Karen Cardozo is assistant professor of interdisciplinary studies at the Massachusetts College of Liberal Arts (MCLA), where she coordinates Women’s Studies and Leadership Studies programs.  A s a scholar, she has published on diverse topics in ethnic, gender, literary, trauma and feminist science studies as well as on pedagogy and the academic profession. With a record of exemplary teaching at six institutions (the Five College Consortium of Western MA and MCLA), her inve n tive new courses include  Leading Women (integrates intersectional women's studies and leadership studies), World of Work (introduces life design as a response to the rapidly changing work landscape) and East Meets West (suggests how practicing mindfulness can disrupt the “mindlessness” of Orientalism to enable more genuine cross-cultural engagements).
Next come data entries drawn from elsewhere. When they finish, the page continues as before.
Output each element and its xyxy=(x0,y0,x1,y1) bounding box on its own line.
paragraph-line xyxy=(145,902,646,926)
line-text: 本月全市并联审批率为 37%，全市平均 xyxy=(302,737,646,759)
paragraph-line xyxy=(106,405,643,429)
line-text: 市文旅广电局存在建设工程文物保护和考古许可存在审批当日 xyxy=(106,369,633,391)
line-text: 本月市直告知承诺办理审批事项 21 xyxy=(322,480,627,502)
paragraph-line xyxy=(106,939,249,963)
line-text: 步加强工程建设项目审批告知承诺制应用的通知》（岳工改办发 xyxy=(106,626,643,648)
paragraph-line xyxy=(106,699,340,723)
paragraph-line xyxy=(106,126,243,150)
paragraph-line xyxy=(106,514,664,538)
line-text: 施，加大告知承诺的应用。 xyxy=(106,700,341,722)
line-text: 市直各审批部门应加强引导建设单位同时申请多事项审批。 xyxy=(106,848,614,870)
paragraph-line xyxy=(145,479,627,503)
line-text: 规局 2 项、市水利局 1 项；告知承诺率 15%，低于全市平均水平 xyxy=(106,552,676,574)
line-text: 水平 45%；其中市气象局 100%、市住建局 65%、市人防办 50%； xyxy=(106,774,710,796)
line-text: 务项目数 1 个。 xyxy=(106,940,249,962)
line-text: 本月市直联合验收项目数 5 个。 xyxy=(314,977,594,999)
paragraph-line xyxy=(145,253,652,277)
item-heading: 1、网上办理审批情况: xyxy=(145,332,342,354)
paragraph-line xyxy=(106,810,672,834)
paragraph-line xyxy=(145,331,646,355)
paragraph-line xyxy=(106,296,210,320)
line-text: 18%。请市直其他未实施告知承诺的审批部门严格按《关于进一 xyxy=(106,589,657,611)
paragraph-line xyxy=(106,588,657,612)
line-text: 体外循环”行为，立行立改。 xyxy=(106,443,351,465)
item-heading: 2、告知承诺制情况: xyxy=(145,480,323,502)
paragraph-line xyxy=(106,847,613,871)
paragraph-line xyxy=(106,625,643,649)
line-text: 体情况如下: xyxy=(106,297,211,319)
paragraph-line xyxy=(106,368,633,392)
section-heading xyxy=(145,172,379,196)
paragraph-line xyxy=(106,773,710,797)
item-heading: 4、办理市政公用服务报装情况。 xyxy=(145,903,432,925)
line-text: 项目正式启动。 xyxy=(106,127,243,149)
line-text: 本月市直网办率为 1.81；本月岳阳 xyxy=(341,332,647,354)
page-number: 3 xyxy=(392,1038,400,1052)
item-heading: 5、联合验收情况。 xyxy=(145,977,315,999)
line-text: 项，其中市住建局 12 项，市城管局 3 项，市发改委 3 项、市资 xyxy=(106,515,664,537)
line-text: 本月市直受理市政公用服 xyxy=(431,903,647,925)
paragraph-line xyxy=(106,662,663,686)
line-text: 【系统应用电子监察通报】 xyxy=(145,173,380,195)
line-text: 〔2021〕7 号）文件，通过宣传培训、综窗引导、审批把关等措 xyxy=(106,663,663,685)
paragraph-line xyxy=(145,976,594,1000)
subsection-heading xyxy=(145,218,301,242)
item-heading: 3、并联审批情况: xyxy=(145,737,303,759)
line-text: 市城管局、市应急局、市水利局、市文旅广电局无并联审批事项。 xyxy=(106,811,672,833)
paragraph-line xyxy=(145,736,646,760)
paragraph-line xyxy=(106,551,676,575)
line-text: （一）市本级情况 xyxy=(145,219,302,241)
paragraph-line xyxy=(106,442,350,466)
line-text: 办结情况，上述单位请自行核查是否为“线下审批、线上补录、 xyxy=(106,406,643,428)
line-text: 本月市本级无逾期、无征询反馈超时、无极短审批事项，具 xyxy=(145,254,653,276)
A former dean at Mount Holyoke and career counselor at Harvard University and Williams College, she analyzes present configurations to hypothesize about the future of work, so that individuals and institutions can make ethical and informed decisions. Her relevant articles in this vein include “Academic Labor: Who Cares?” in Critical Sociology (2016) and “Contemplating Contingency: Toward a Posttenure Politics” in Modern Language Studies (2012) . The founder of Leap Here Consulting (specializing in PhD career coaching and higher education reform), Cardozo has served hundreds of clients across disciplines and sectors as an alt/out-ac coach, including in affiliation with The Professor Is In. She is writing a forthcoming book for that audience: "Careering Toward Authenticity: A Guide For Academics Who Need to Get a Life." She lives in Amherst, Mass. with her family and, in her own balancing act, performs regularly as a singer-songwriter in the indie rock band, Show of Cards.


Public Talk

Behaving Badly, Balancing Gladly: Women, Work and Life in the Wild New World 
Thursday, March 23 at 7 p.m. 
Rhododendron Room, Mountainlair

In this presentation, Karen Cardozo revisited the perennial question of whether women can “have it all,” through recent feminist scholarship and the burgeoning literature on the changing world of work. Looking at the rise of entrepreneurship, design thinking, and interdisciplinarity, as well as the renewed threats and activism of the Trump era, she explained why this “wild new world” Beck) is the ideal time to reclaim authenticity and engage in genuine life design rather than lifeless strategic planning. In this rapidly changing landscape, it isn’t the capacity to plan but the ability to “pivot”  that determines success and resilience. The dawn of a more fluid Conceptual Age is particularly good news for “scanners”, polymath types often dismissed as dilettantes in eras of hyper-specialization: today, such multifaceted and integrative thinkers are essential to disrupting the ubiquitous “silo effect” that fragments contemporary knowledge and experience. Reminding us that “well behaved women seldom make history," Cardozo suggested that we quit pursuing the elusive outcome of work-life balance and instead practice balancing authentically and gladly (which may or may not involve behaving badly).